Nach der Abtrennung Südtirols wurde 1921 eine eigene jüdische Kultusgemeinde Meran errichtet. Wegen der nationalsozialistischen Verfolgungen flohen viele deutsche und österreichische Juden nach Südtirol, sodass die jüdische Gemeinschaft Merans ca. 1.500 Mitglieder zählte. Die italienischen Rassengesetze 1938 setzten dem trügerischen Frieden ein Ende: Juden ohne italienische Staatsbürgerschaft mussten das Land verlassen, alle Juden wurden aus dem öffentlichen Dienst entfernt. Viele tauchten unter oder flohen. Mit Hilfe einheimischer Parteigänger wurden 1943 in Meran 25 Juden verhaftet und zunächst ins KZ Reichenau gebracht. Die Stolpersteine, die Tafeln auf dem Friedhof und im Innenhof des Gewerkschaftshauses erinnern daran. Nur wenige überlebten und kehrten zurück. 1945-47 war Meran eine wichtige Durchgangsstation für Juden auf dem Weg nach Palästina.

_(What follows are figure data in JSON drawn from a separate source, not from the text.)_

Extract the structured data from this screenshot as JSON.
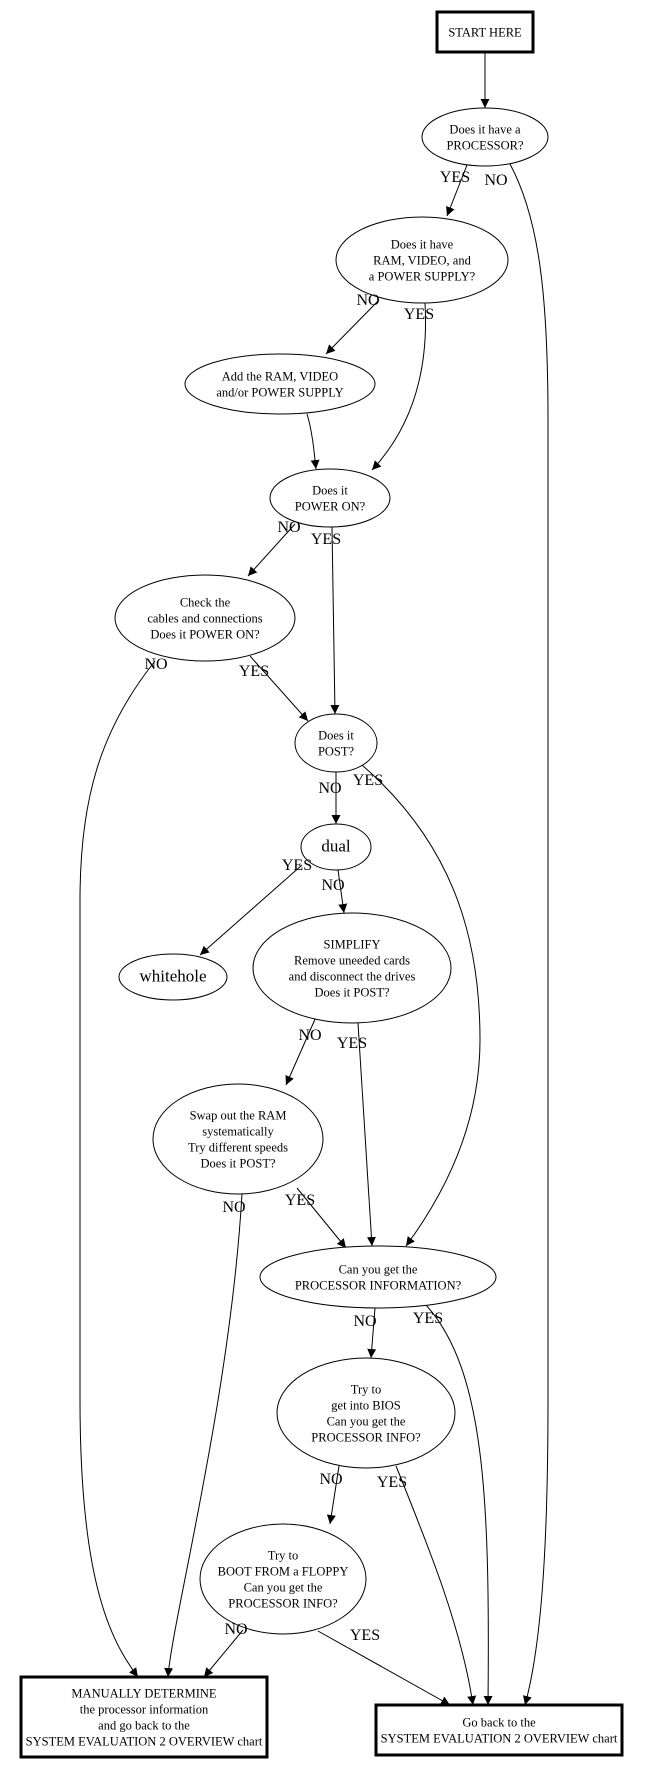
{
  "diagram": {
    "type": "flowchart",
    "nodes": [
      {
        "id": "start",
        "shape": "box",
        "lines": [
          "START HERE"
        ]
      },
      {
        "id": "processor",
        "shape": "ellipse",
        "lines": [
          "Does it have a",
          "PROCESSOR?"
        ]
      },
      {
        "id": "ramvideo",
        "shape": "ellipse",
        "lines": [
          "Does it have",
          "RAM, VIDEO, and",
          "a POWER SUPPLY?"
        ]
      },
      {
        "id": "addram",
        "shape": "ellipse",
        "lines": [
          "Add the RAM, VIDEO",
          "and/or POWER SUPPLY"
        ]
      },
      {
        "id": "poweron",
        "shape": "ellipse",
        "lines": [
          "Does it",
          "POWER ON?"
        ]
      },
      {
        "id": "cables",
        "shape": "ellipse",
        "lines": [
          "Check the",
          "cables and connections",
          "Does it POWER ON?"
        ]
      },
      {
        "id": "post",
        "shape": "ellipse",
        "lines": [
          "Does it",
          "POST?"
        ]
      },
      {
        "id": "dual",
        "shape": "ellipse",
        "lines": [
          "dual"
        ]
      },
      {
        "id": "whitehole",
        "shape": "ellipse",
        "lines": [
          "whitehole"
        ]
      },
      {
        "id": "simplify",
        "shape": "ellipse",
        "lines": [
          "SIMPLIFY",
          "Remove uneeded cards",
          "and disconnect the drives",
          "Does it POST?"
        ]
      },
      {
        "id": "swapram",
        "shape": "ellipse",
        "lines": [
          "Swap out the RAM",
          "systematically",
          "Try different speeds",
          "Does it POST?"
        ]
      },
      {
        "id": "procinfo",
        "shape": "ellipse",
        "lines": [
          "Can you get the",
          "PROCESSOR INFORMATION?"
        ]
      },
      {
        "id": "bios",
        "shape": "ellipse",
        "lines": [
          "Try to",
          "get into BIOS",
          "Can you get the",
          "PROCESSOR INFO?"
        ]
      },
      {
        "id": "floppy",
        "shape": "ellipse",
        "lines": [
          "Try to",
          "BOOT FROM a FLOPPY",
          "Can you get the",
          "PROCESSOR INFO?"
        ]
      },
      {
        "id": "manual",
        "shape": "box",
        "lines": [
          "MANUALLY DETERMINE",
          "the processor information",
          "and go back to the",
          "SYSTEM EVALUATION 2 OVERVIEW chart"
        ]
      },
      {
        "id": "goback",
        "shape": "box",
        "lines": [
          "Go back to the",
          "SYSTEM EVALUATION 2 OVERVIEW chart"
        ]
      }
    ],
    "edges": [
      {
        "from": "start",
        "to": "processor",
        "label": ""
      },
      {
        "from": "processor",
        "to": "ramvideo",
        "label": "YES"
      },
      {
        "from": "processor",
        "to": "goback",
        "label": "NO"
      },
      {
        "from": "ramvideo",
        "to": "addram",
        "label": "NO"
      },
      {
        "from": "ramvideo",
        "to": "poweron",
        "label": "YES"
      },
      {
        "from": "addram",
        "to": "poweron",
        "label": ""
      },
      {
        "from": "poweron",
        "to": "cables",
        "label": "NO"
      },
      {
        "from": "poweron",
        "to": "post",
        "label": "YES"
      },
      {
        "from": "cables",
        "to": "manual",
        "label": "NO"
      },
      {
        "from": "cables",
        "to": "post",
        "label": "YES"
      },
      {
        "from": "post",
        "to": "dual",
        "label": "NO"
      },
      {
        "from": "post",
        "to": "procinfo",
        "label": "YES"
      },
      {
        "from": "dual",
        "to": "whitehole",
        "label": "YES"
      },
      {
        "from": "dual",
        "to": "simplify",
        "label": "NO"
      },
      {
        "from": "simplify",
        "to": "swapram",
        "label": "NO"
      },
      {
        "from": "simplify",
        "to": "procinfo",
        "label": "YES"
      },
      {
        "from": "swapram",
        "to": "manual",
        "label": "NO"
      },
      {
        "from": "swapram",
        "to": "procinfo",
        "label": "YES"
      },
      {
        "from": "procinfo",
        "to": "bios",
        "label": "NO"
      },
      {
        "from": "procinfo",
        "to": "goback",
        "label": "YES"
      },
      {
        "from": "bios",
        "to": "floppy",
        "label": "NO"
      },
      {
        "from": "bios",
        "to": "goback",
        "label": "YES"
      },
      {
        "from": "floppy",
        "to": "manual",
        "label": "NO"
      },
      {
        "from": "floppy",
        "to": "goback",
        "label": "YES"
      }
    ]
  }
}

Heute gehört die jüdische Gemeinde Merans mit ca. 50 Mitgliedern zu den Kleinstgemeinden, leider ohne jüdische Schule und ohne Rabbiner. Freitagabend kommt öfters ein Vorbeter aus Bozen. Für einen Gottesdienst braucht es mindestens 10 Männer, egal wie viele Frauen auf der Empore anwesend sind. Dank Internet kann aber eine religiöse und die damit verbundene sprachliche Unterweisung in Iwrit (Neuhebräisch) erfolgen. Auch das Gebetbuch (Siddur) kann im Internet eingesehen werden; es hilft u.a. dabei, jüdische Feste im Kreis der Familie oder mit Freunden vorschriftsmäßig zu feiern. Ist das aber nicht schwierig, weil der „Schabbat“ auf den Samstag fällt? Nein, erklärt Herr Innerhofer: Die italienische Gesetzgebung sieht für Juden in Schule und öffentlichem Dienst den freien Samstag vor. Privatangestellte tun sich u.U. schwerer. Allgemein fühlen sich aber unsere jüdischen Mitbürger/-innen in Meran gut integriert, versichert Herr Innerhofer.
Wie die Synagogenregelung zeigt, spielt Tradition eine wichtige Rolle. So müssen etwa die Thorarollen handgeschrieben werden, gedruckte sind nicht koscher. Überlieferungen werden in der Familie weitergegeben. Ob jemand Jude ist oder nicht, entscheidet die mütterliche Abstammung. Konvertierungen sind schwierig, das Judentum missioniert auch nicht. Zu den Traditionen, die einigen Aufwand erfordern, gehören die Vorschriften für das koschere Essen. Herr Innerhofer erklärt mir jedoch, dass es eine eigene Kennzeichnung für koschere Produkte gibt; solche findet man in großen Supermärkten. Bei Obst und Gemüse ist es unkompliziert, koscheres Fleisch zu bekommen ist wegen der Schächtung schwieriger, da auch Messer, Wetzsteine usw. koscher sein müssen. Deshalb fährt Herr Innerhofer ab und zu nach München oder Mailand zu einem Großeinkauf. Inzwischen bieten immer mehr Südtiroler Firmen koschere Produkte an, um jüdische Kunden zu halten bzw. zu gewinnen. Ein Rabbiner begutachtet und überprüft regelmäßig die vorschriftsmäßige Herstellung.